Boundary Values for Regional to Continental Scale Greenhouse Gas Flux Estimation
Abstract:Errors in prescribed boundary values can bias estimates of surface fluxes in data-assimilation and inverse modeling studies of regional greenhouse gas budgets. Sensitivity to boundary value errors is particularly important for CO2, since strong seasonally opposing fluxes result in comparatively small net annual uptake.

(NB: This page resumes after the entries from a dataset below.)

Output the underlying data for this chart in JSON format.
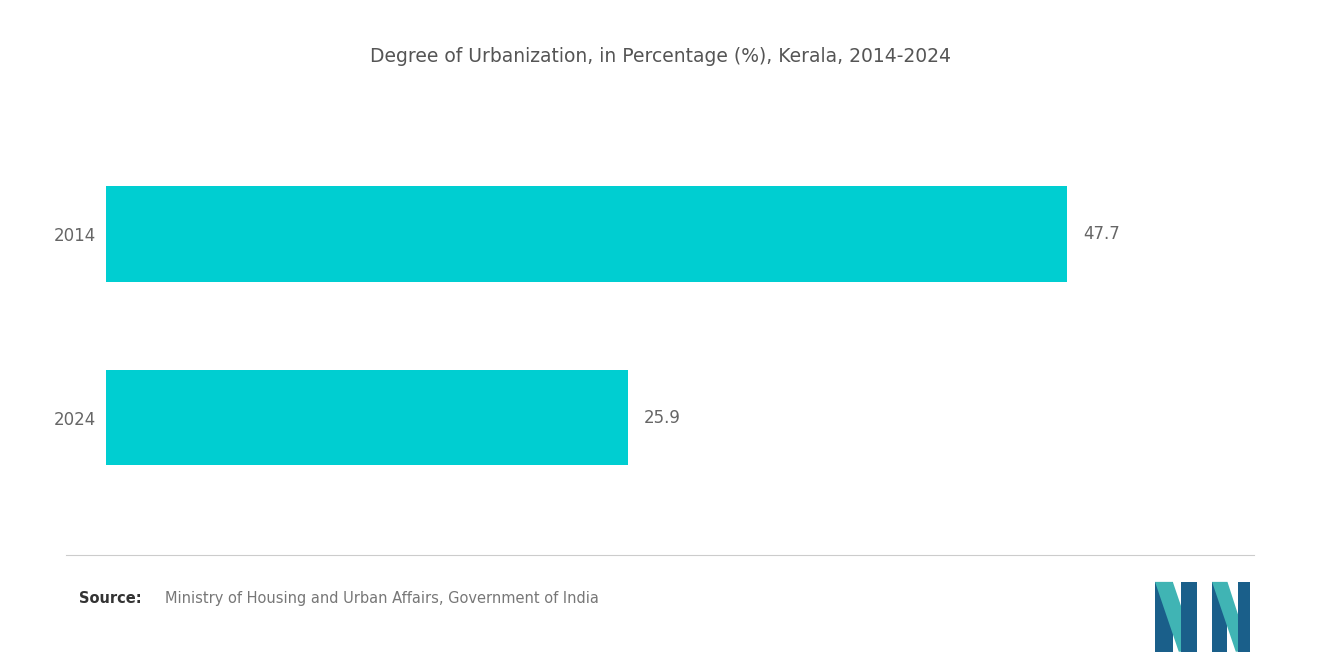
{
  "title": "Degree of Urbanization, in Percentage (%), Kerala, 2014-2024",
  "categories": [
    "2014",
    "2024"
  ],
  "values": [
    47.7,
    25.9
  ],
  "bar_color": "#00CED1",
  "background_color": "#ffffff",
  "xlim": [
    0,
    55
  ],
  "title_fontsize": 13.5,
  "label_fontsize": 12,
  "value_fontsize": 12,
  "source_text": "Ministry of Housing and Urban Affairs, Government of India",
  "source_label": "Source:",
  "bar_height": 0.52,
  "logo_dark_blue": "#1a5f8a",
  "logo_teal": "#40b4b4"
}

We have developed empirical boundary value products for North America for CO2, CH4, N2O and other long-lived gases using data from aircraft profiles and marine boundary layer sites in NOAA’s Global Greenhouse Gas Reference Network. The influence of each aircraft sample is mapped forward and backward from the measurement location using trajectories generated with NOAA’s HYSPLIT model driven by meteorological fields from the North American Regional Reanalysis system. These data and influence functions are used to create free-tropospheric reference surfaces that describe monthly scale variability as a function of longitude, latitude, altitude, and time. Data from remote marine boundary layer sites are used to generate Atlantic and Pacific marine boundary layer reference surfaces that vary with latitude, altitude and time. Taken together, the free-troposphere and marine boundary layer reference surfaces provide 4-dimensional boundary values for the continent. This product has been significantly improved compared to earlier versions used in several published studies.

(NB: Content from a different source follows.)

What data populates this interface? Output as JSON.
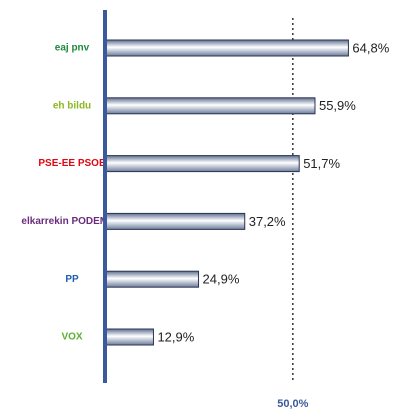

We have also developed a related framework for simultaneous optimization of boundary values and surface fluxes in the NOAA CarbonTracker-Lagrange regional inverse modeling system, which uses surface and boundary value footprints from the WRF-STILT model. In this case, we adjust a prior estimate for the boundary values such as can be obtained from the global Eulerian CarbonTracker modeling system or another global model. Vertically resolved data from aircraft and/or from a combination of surface and column measurements are needed to reliably separate surface and boundary influences.
We will describe both methods for boundary value estimation and our efforts to investigate errors using synthetic data. We will also consider the extent to which currently available data enable separate estimation of boundary and surface fluxes and what additional measurements would be most helpful.